Moreover, Abood justified its “common cause” rationale by claiming it should defer to congressional policy in the National Labor Relations Act relating to private unions. But the act does not even apply to state and local government employees. Rather, state law controls whether and how they can unionize, and only a minority of states even permit compelled agency fee arrangements. Thus, the payments the unions claim are essential to their survival are illegal in many states. Another interesting historical fact: President Franklin D. Roosevelt, who signed the National Labor Relations Act, believed that public employees should not even be allowed to unionize. History is not on the unions’ side.

• None of the current justices endorse Abood’s rationale. In 2014, the Supreme Court’s Harris v. Quinn case offered a preview of the arguments in Friedrichs. The majority concluded it did not need to overrule Abood to decide that case, and it struck down Illinois’ agency fee regime for home health care workers in a 5-4 decision. But the majority left little doubt that it thought Abood’s rationale could not survive the “exacting scrutiny” normally applied to compelled-speech claims.

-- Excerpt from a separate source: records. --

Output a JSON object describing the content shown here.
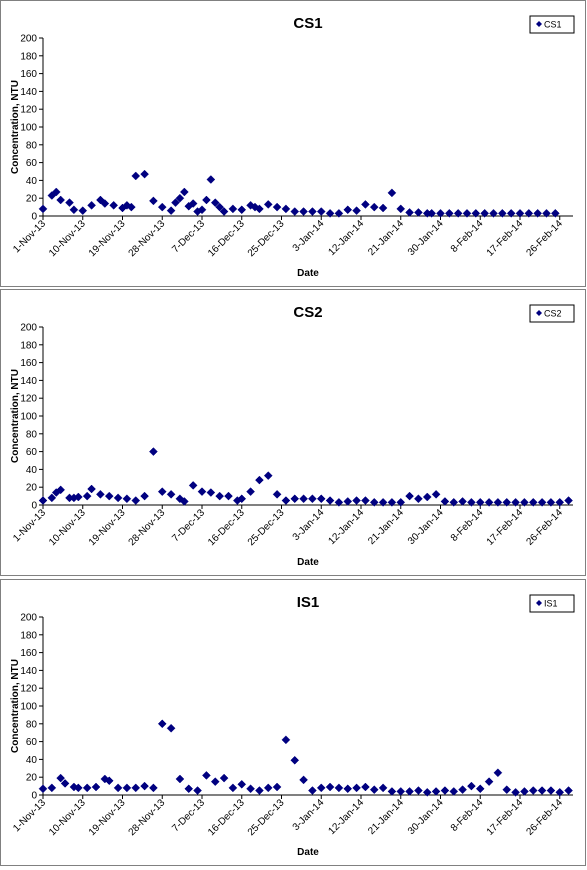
{
  "chart_data": [
    {
      "type": "scatter",
      "title": "CS1",
      "xlabel": "Date",
      "ylabel": "Concentration, NTU",
      "ylim": [
        0,
        200
      ],
      "yticks": [
        "0",
        "20",
        "40",
        "60",
        "80",
        "100",
        "120",
        "140",
        "160",
        "180",
        "200"
      ],
      "xlim": [
        "2013-11-01",
        "2014-03-01"
      ],
      "xticks": [
        "1-Nov-13",
        "10-Nov-13",
        "19-Nov-13",
        "28-Nov-13",
        "7-Dec-13",
        "16-Dec-13",
        "25-Dec-13",
        "3-Jan-14",
        "12-Jan-14",
        "21-Jan-14",
        "30-Jan-14",
        "8-Feb-14",
        "17-Feb-14",
        "26-Feb-14"
      ],
      "legend_position": "top-right",
      "marker_color": "#000080",
      "series": [
        {
          "name": "CS1",
          "x": [
            "2013-11-01",
            "2013-11-03",
            "2013-11-04",
            "2013-11-05",
            "2013-11-07",
            "2013-11-08",
            "2013-11-10",
            "2013-11-12",
            "2013-11-14",
            "2013-11-15",
            "2013-11-17",
            "2013-11-19",
            "2013-11-20",
            "2013-11-21",
            "2013-11-22",
            "2013-11-24",
            "2013-11-26",
            "2013-11-28",
            "2013-11-30",
            "2013-12-01",
            "2013-12-02",
            "2013-12-03",
            "2013-12-04",
            "2013-12-05",
            "2013-12-06",
            "2013-12-07",
            "2013-12-08",
            "2013-12-09",
            "2013-12-10",
            "2013-12-11",
            "2013-12-12",
            "2013-12-14",
            "2013-12-16",
            "2013-12-18",
            "2013-12-19",
            "2013-12-20",
            "2013-12-22",
            "2013-12-24",
            "2013-12-26",
            "2013-12-28",
            "2013-12-30",
            "2014-01-01",
            "2014-01-03",
            "2014-01-05",
            "2014-01-07",
            "2014-01-09",
            "2014-01-11",
            "2014-01-13",
            "2014-01-15",
            "2014-01-17",
            "2014-01-19",
            "2014-01-21",
            "2014-01-23",
            "2014-01-25",
            "2014-01-27",
            "2014-01-28",
            "2014-01-30",
            "2014-02-01",
            "2014-02-03",
            "2014-02-05",
            "2014-02-07",
            "2014-02-09",
            "2014-02-11",
            "2014-02-13",
            "2014-02-15",
            "2014-02-17",
            "2014-02-19",
            "2014-02-21",
            "2014-02-23",
            "2014-02-25"
          ],
          "values": [
            8,
            23,
            27,
            18,
            15,
            7,
            6,
            12,
            18,
            14,
            12,
            9,
            12,
            10,
            45,
            47,
            17,
            10,
            6,
            15,
            20,
            27,
            11,
            14,
            5,
            7,
            18,
            41,
            15,
            10,
            5,
            8,
            7,
            12,
            10,
            8,
            13,
            10,
            8,
            5,
            5,
            5,
            5,
            3,
            3,
            7,
            6,
            13,
            10,
            9,
            26,
            8,
            4,
            4,
            3,
            3,
            3,
            3,
            3,
            3,
            3,
            3,
            3,
            3,
            3,
            3,
            3,
            3,
            3,
            3
          ]
        }
      ]
    },
    {
      "type": "scatter",
      "title": "CS2",
      "xlabel": "Date",
      "ylabel": "Concentration, NTU",
      "ylim": [
        0,
        200
      ],
      "yticks": [
        "0",
        "20",
        "40",
        "60",
        "80",
        "100",
        "120",
        "140",
        "160",
        "180",
        "200"
      ],
      "xlim": [
        "2013-11-01",
        "2014-03-01"
      ],
      "xticks": [
        "1-Nov-13",
        "10-Nov-13",
        "19-Nov-13",
        "28-Nov-13",
        "7-Dec-13",
        "16-Dec-13",
        "25-Dec-13",
        "3-Jan-14",
        "12-Jan-14",
        "21-Jan-14",
        "30-Jan-14",
        "8-Feb-14",
        "17-Feb-14",
        "26-Feb-14"
      ],
      "legend_position": "top-right",
      "marker_color": "#000080",
      "series": [
        {
          "name": "CS2",
          "x": [
            "2013-11-01",
            "2013-11-03",
            "2013-11-04",
            "2013-11-05",
            "2013-11-07",
            "2013-11-08",
            "2013-11-09",
            "2013-11-11",
            "2013-11-12",
            "2013-11-14",
            "2013-11-16",
            "2013-11-18",
            "2013-11-20",
            "2013-11-22",
            "2013-11-24",
            "2013-11-26",
            "2013-11-28",
            "2013-11-30",
            "2013-12-02",
            "2013-12-03",
            "2013-12-05",
            "2013-12-07",
            "2013-12-09",
            "2013-12-11",
            "2013-12-13",
            "2013-12-15",
            "2013-12-16",
            "2013-12-18",
            "2013-12-20",
            "2013-12-22",
            "2013-12-24",
            "2013-12-26",
            "2013-12-28",
            "2013-12-30",
            "2014-01-01",
            "2014-01-03",
            "2014-01-05",
            "2014-01-07",
            "2014-01-09",
            "2014-01-11",
            "2014-01-13",
            "2014-01-15",
            "2014-01-17",
            "2014-01-19",
            "2014-01-21",
            "2014-01-23",
            "2014-01-25",
            "2014-01-27",
            "2014-01-29",
            "2014-01-31",
            "2014-02-02",
            "2014-02-04",
            "2014-02-06",
            "2014-02-08",
            "2014-02-10",
            "2014-02-12",
            "2014-02-14",
            "2014-02-16",
            "2014-02-18",
            "2014-02-20",
            "2014-02-22",
            "2014-02-24",
            "2014-02-26",
            "2014-02-28"
          ],
          "values": [
            5,
            8,
            14,
            17,
            8,
            8,
            9,
            10,
            18,
            12,
            10,
            8,
            7,
            5,
            10,
            60,
            15,
            12,
            7,
            4,
            22,
            15,
            14,
            10,
            10,
            5,
            7,
            15,
            28,
            33,
            12,
            5,
            7,
            7,
            7,
            7,
            5,
            3,
            4,
            5,
            5,
            3,
            3,
            3,
            3,
            10,
            7,
            9,
            12,
            4,
            3,
            4,
            3,
            3,
            3,
            3,
            3,
            3,
            3,
            3,
            3,
            3,
            3,
            5
          ]
        }
      ]
    },
    {
      "type": "scatter",
      "title": "IS1",
      "xlabel": "Date",
      "ylabel": "Concentration, NTU",
      "ylim": [
        0,
        200
      ],
      "yticks": [
        "0",
        "20",
        "40",
        "60",
        "80",
        "100",
        "120",
        "140",
        "160",
        "180",
        "200"
      ],
      "xlim": [
        "2013-11-01",
        "2014-03-01"
      ],
      "xticks": [
        "1-Nov-13",
        "10-Nov-13",
        "19-Nov-13",
        "28-Nov-13",
        "7-Dec-13",
        "16-Dec-13",
        "25-Dec-13",
        "3-Jan-14",
        "12-Jan-14",
        "21-Jan-14",
        "30-Jan-14",
        "8-Feb-14",
        "17-Feb-14",
        "26-Feb-14"
      ],
      "legend_position": "top-right",
      "marker_color": "#000080",
      "series": [
        {
          "name": "IS1",
          "x": [
            "2013-11-01",
            "2013-11-03",
            "2013-11-05",
            "2013-11-06",
            "2013-11-08",
            "2013-11-09",
            "2013-11-11",
            "2013-11-13",
            "2013-11-15",
            "2013-11-16",
            "2013-11-18",
            "2013-11-20",
            "2013-11-22",
            "2013-11-24",
            "2013-11-26",
            "2013-11-28",
            "2013-11-30",
            "2013-12-02",
            "2013-12-04",
            "2013-12-06",
            "2013-12-08",
            "2013-12-10",
            "2013-12-12",
            "2013-12-14",
            "2013-12-16",
            "2013-12-18",
            "2013-12-20",
            "2013-12-22",
            "2013-12-24",
            "2013-12-26",
            "2013-12-28",
            "2013-12-30",
            "2014-01-01",
            "2014-01-03",
            "2014-01-05",
            "2014-01-07",
            "2014-01-09",
            "2014-01-11",
            "2014-01-13",
            "2014-01-15",
            "2014-01-17",
            "2014-01-19",
            "2014-01-21",
            "2014-01-23",
            "2014-01-25",
            "2014-01-27",
            "2014-01-29",
            "2014-01-31",
            "2014-02-02",
            "2014-02-04",
            "2014-02-06",
            "2014-02-08",
            "2014-02-10",
            "2014-02-12",
            "2014-02-14",
            "2014-02-16",
            "2014-02-18",
            "2014-02-20",
            "2014-02-22",
            "2014-02-24",
            "2014-02-26",
            "2014-02-28"
          ],
          "values": [
            7,
            8,
            19,
            13,
            9,
            8,
            8,
            9,
            18,
            16,
            8,
            8,
            8,
            10,
            8,
            80,
            75,
            18,
            7,
            5,
            22,
            15,
            19,
            8,
            12,
            7,
            5,
            8,
            9,
            62,
            39,
            17,
            5,
            8,
            9,
            8,
            7,
            8,
            9,
            6,
            8,
            4,
            4,
            4,
            5,
            3,
            4,
            5,
            4,
            6,
            10,
            7,
            15,
            25,
            6,
            3,
            4,
            5,
            5,
            5,
            3,
            5
          ]
        }
      ]
    }
  ]
}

Justice Elena Kagan, writing for the minority, argued for the survival of Abood’s result, but not its rationale. In a major shift, she argued that Abood’s regime promotes efficient management of government employees, so it should survive less exacting First Amendment scrutiny under a decision called Pickering v. Board of Education (1968). But that case considered only whether a school teacher could be disciplined for speaking out on matters of public concern — it didn’t deal with union fees at all.

In their Friedrichs briefs, the unions took a similar approach, generally refusing to defend Abood on the merits, while at the same time arguing it should not be overruled because it has been around for nearly 40 years (which is not long in Supreme Court time). All of this misdirection signals that Abood is on life support.

• Allowing choice is not a death knell for public unions. Public employee unions survive, and even flourish, in states that outlaw compelled agency fees. Indeed, federal law forbids federal employee unions to impose an agency fee. Where is the outcry that those federal unions can’t survive?

Doomsday talk about free-riding teachers not paying their “fair share” can’t be squared with the state of luxury in which CTA and other wealthy unions now operate. The Friedrichs complaint shows that the state currently funnels roughly $200 million per year to CTA in union dues and agency fees, of which the union claims nearly $125 million is needed for bargaining (even though collective bargaining agreements last for several years). That leaves another $75 million per year for political contributions and lobbying. This money-making machine allows CTA to dominate California politics.

With this much gravy, CTA privately admits to its members that it can survive a defeat in Friedrichs. In a PowerPoint demonstration titled “Not if but when: Living in a world without fair share,” CTA promised members that “[p]lanning, organizing, and preparedness will ensure our continued organizational strength and survival.”

The court should correct Abood’s mistake and end the unfair confiscation of public employees’ wages for causes they do not support.

Bradley Benbrook practices law at Benbrook Law Group in Sacramento, Calif. His firm filed an amici brief for constitutional law professors in Friedrichs.